The family moved to San Francisco in 1954, and there, from 1954 to 1957, Eddie studied trumpet, flugelhorn, and music theory at the San Francisco Conservatory of Music. After three years in the Air Force, Henderson enrolled at U.C. Berkeley, graduating with a B.S. in zoology in 1964. He then studied medicine at Howard University in Washington, DC, graduating in 1968. Though he did his residency in psychiatry, he only practiced general medicine. During this period, he performed occasionally with John Handy, Joe Henderson, Big Black, and Philly Joe Jones.

From 1968 until the late Eighties, Henderson mixed music and medicine, and received his first major musical exposure as a member of Herbie Hancock s trailblazing sextet, an ensemble that also included young innovators such as Bennie Maupin, Julian Priester, Buster Williams, and Billy Hart.

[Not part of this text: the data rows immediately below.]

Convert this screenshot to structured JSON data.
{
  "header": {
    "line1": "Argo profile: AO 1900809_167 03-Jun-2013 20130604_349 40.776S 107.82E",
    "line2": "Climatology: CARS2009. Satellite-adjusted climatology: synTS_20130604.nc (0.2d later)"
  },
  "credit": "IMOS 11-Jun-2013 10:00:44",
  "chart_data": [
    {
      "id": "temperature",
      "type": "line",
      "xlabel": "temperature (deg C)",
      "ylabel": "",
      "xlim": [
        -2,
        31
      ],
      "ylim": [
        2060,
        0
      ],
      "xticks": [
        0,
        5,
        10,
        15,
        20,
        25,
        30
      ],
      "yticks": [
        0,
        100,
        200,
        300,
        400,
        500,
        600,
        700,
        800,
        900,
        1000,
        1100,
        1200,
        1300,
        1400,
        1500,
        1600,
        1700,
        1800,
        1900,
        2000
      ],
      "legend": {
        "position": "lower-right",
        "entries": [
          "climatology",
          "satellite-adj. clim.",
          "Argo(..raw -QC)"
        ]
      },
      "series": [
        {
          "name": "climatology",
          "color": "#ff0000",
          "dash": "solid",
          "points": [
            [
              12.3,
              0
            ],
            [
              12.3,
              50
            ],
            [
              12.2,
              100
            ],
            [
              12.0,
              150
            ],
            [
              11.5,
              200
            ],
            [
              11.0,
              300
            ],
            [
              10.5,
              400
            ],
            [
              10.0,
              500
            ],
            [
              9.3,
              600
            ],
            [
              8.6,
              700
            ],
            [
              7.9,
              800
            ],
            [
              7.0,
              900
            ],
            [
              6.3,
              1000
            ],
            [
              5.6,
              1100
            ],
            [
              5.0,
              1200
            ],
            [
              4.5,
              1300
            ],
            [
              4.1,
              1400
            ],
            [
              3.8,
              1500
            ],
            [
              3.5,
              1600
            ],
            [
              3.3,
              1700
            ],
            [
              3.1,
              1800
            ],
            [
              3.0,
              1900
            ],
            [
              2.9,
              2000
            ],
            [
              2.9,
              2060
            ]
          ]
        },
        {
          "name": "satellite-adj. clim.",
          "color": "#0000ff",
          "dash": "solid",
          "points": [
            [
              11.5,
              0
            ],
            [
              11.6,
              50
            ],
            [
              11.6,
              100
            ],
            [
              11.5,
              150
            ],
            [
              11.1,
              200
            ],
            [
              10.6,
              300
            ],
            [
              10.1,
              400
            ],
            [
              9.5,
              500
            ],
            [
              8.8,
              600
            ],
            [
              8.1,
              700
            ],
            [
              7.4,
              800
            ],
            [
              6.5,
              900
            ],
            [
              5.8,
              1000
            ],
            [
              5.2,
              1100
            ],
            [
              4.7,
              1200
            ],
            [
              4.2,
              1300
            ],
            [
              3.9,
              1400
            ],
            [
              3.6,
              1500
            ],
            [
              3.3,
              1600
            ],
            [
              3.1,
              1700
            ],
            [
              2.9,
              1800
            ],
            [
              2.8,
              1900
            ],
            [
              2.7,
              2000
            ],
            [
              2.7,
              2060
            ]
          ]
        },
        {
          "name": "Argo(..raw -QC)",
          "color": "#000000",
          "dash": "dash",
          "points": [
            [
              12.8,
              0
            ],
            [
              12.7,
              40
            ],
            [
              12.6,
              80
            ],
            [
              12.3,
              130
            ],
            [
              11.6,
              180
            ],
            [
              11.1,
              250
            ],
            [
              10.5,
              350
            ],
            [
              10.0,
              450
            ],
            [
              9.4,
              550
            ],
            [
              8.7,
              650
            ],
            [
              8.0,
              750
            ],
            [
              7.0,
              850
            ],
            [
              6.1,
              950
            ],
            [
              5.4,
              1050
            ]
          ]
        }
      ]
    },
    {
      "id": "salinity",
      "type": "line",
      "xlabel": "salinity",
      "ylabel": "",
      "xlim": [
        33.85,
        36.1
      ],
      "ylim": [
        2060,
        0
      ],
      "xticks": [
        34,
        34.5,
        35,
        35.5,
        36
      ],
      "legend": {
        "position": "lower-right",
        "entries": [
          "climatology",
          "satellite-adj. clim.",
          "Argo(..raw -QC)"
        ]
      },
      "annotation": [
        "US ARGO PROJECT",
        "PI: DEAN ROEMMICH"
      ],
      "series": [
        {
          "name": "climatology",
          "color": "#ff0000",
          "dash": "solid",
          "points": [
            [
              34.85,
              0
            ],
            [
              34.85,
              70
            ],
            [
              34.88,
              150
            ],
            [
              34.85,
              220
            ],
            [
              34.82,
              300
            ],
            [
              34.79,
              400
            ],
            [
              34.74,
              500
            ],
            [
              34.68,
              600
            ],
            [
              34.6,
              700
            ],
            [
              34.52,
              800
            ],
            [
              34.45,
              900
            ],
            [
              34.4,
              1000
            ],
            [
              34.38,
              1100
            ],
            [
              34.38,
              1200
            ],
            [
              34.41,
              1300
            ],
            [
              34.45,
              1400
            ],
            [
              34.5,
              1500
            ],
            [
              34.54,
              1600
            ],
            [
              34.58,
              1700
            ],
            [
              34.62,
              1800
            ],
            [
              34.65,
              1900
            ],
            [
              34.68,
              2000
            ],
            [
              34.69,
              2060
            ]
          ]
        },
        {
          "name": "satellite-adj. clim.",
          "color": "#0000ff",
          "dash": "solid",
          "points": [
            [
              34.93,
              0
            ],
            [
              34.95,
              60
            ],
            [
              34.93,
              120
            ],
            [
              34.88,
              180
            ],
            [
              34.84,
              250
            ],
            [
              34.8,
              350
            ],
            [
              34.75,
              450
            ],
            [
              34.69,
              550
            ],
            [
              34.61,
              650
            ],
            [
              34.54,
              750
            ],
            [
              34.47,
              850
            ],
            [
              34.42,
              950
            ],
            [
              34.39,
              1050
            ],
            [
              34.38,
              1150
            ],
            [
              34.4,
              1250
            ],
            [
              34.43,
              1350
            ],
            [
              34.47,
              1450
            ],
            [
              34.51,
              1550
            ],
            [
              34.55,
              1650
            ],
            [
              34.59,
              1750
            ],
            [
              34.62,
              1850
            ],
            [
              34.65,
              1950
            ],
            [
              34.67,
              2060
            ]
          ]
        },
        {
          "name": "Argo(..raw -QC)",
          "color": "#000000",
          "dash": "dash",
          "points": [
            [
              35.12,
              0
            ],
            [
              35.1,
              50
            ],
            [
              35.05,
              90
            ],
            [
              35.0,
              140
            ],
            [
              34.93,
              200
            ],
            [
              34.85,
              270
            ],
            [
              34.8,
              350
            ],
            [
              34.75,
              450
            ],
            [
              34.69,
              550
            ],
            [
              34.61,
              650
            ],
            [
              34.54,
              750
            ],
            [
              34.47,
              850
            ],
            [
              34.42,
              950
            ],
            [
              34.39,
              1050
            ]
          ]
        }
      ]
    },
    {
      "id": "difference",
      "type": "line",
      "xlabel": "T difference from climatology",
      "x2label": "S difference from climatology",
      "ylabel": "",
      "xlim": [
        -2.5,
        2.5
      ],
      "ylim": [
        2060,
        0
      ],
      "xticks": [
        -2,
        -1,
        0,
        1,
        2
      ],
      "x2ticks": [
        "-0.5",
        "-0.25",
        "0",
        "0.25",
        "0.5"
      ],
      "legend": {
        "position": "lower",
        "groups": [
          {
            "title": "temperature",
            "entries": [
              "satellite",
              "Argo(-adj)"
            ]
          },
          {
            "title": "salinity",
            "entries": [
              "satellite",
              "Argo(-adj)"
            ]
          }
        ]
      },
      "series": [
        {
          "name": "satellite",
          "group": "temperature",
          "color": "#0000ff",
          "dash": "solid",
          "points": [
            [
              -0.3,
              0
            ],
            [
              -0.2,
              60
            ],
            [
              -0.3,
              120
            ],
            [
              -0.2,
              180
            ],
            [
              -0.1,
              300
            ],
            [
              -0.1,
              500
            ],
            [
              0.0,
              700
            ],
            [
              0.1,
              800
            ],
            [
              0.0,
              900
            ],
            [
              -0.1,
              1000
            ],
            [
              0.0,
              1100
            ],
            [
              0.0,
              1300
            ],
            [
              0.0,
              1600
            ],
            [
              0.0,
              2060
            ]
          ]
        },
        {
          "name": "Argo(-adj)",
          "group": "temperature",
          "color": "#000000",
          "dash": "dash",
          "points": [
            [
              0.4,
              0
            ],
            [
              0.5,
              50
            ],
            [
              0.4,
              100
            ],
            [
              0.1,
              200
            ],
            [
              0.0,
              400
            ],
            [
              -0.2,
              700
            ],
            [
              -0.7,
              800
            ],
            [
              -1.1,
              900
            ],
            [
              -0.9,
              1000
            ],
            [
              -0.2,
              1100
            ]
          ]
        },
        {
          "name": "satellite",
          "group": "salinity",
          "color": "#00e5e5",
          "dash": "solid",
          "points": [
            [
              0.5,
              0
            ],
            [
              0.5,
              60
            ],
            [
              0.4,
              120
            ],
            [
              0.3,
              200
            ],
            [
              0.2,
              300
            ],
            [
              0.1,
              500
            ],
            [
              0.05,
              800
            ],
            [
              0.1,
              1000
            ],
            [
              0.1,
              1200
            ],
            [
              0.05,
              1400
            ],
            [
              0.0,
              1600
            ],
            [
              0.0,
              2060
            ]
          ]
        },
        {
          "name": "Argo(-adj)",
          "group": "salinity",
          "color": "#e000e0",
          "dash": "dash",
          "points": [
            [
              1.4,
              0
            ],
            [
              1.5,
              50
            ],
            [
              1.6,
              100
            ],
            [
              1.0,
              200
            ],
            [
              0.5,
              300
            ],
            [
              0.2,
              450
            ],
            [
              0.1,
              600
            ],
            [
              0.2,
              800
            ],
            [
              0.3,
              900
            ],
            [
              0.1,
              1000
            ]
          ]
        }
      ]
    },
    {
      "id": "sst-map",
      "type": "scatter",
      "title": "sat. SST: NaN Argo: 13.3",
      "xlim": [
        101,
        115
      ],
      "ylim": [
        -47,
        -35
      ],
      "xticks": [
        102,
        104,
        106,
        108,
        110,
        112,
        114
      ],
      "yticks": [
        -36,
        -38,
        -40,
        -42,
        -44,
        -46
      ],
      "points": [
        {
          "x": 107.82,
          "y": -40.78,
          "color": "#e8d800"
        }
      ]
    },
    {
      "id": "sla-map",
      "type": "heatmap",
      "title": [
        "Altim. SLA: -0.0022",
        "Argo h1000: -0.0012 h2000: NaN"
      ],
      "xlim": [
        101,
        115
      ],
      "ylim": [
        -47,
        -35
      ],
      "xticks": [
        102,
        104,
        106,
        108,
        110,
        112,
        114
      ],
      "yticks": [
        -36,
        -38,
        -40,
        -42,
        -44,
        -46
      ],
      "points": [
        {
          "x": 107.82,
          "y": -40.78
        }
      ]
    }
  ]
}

From 1960 through 1973 they recorded Mwandishi and Crossings for Warner Bros. and Sextant for Columbia. His experiences with Hancock exerted a profound influence on Henderson, as reflected in the music on his first two solo albums, Realization and Inside Out, recorded in 1972 and 1973 for Capricorn Records.

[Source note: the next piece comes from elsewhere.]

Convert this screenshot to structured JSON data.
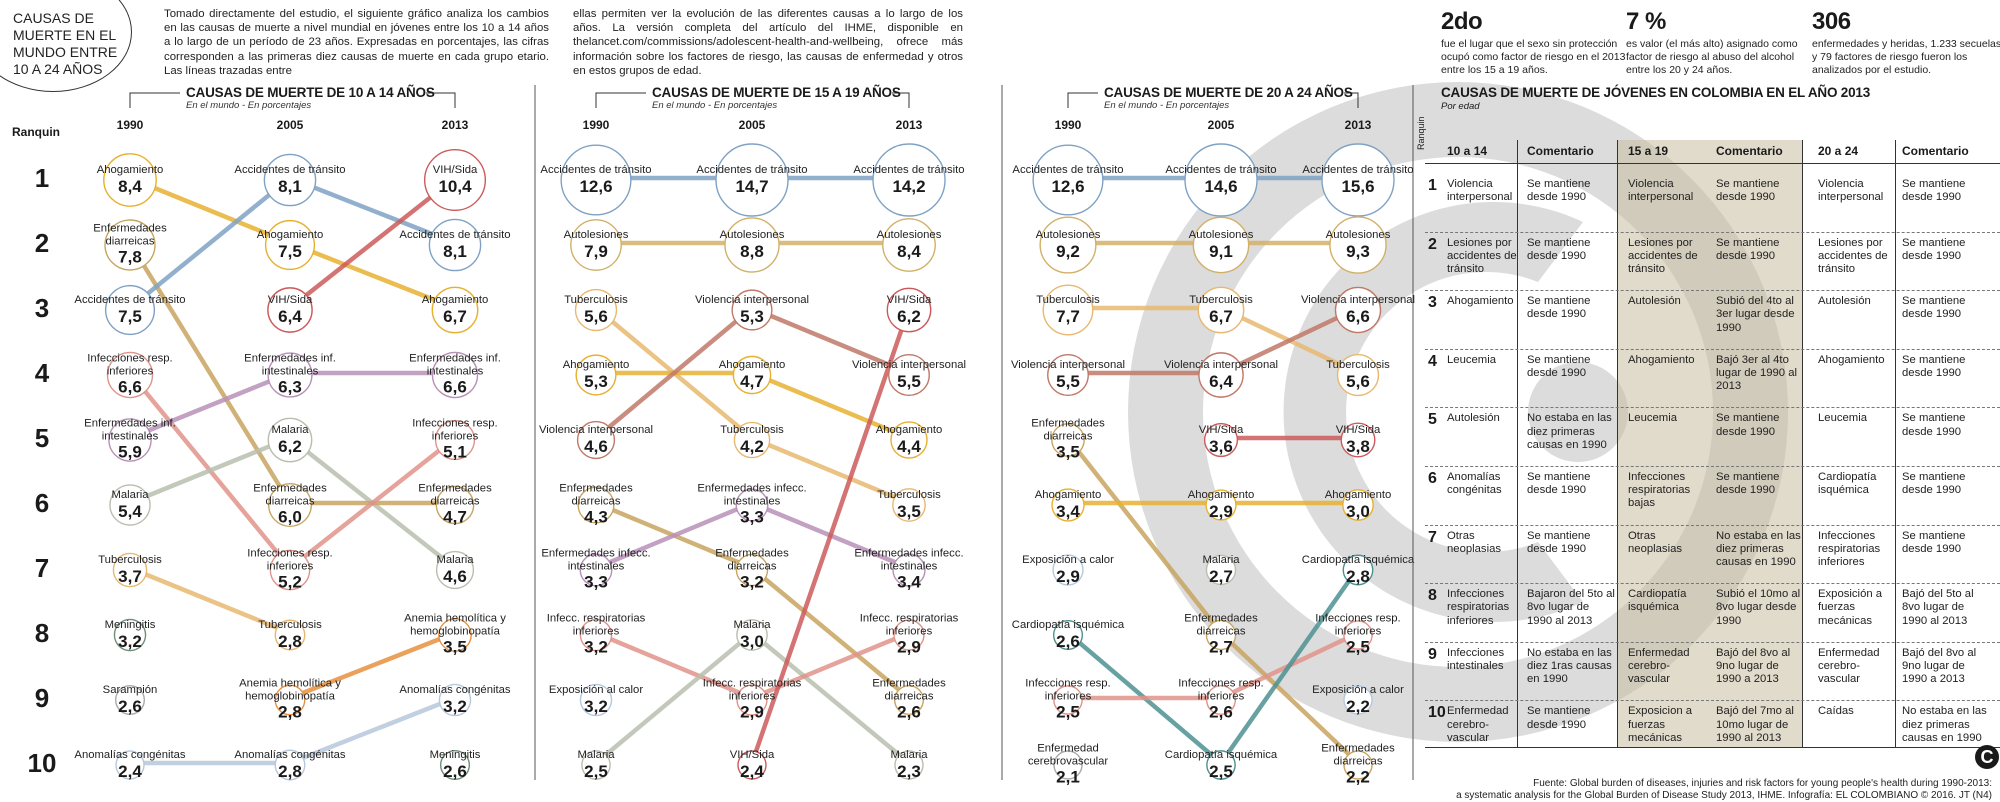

After leaving Hancock, the trumpeter worked extensively with Pharoah Sanders, Norman Connors, and Art Blakey’s Jazz Messengers, returning to the San Francisco Bay Area in 1975 where he joined the Latin-jazz group Azteca, and fronted his own bands. The expressive rhythmic thrust of Henderson’s jazz/fusion experiences manifested itself on his Blue Note recordings Sunburst and Heritage, and in 1977, he broke through with a single on the Billboard charts, “Prance On” (from the album Comin’ Through).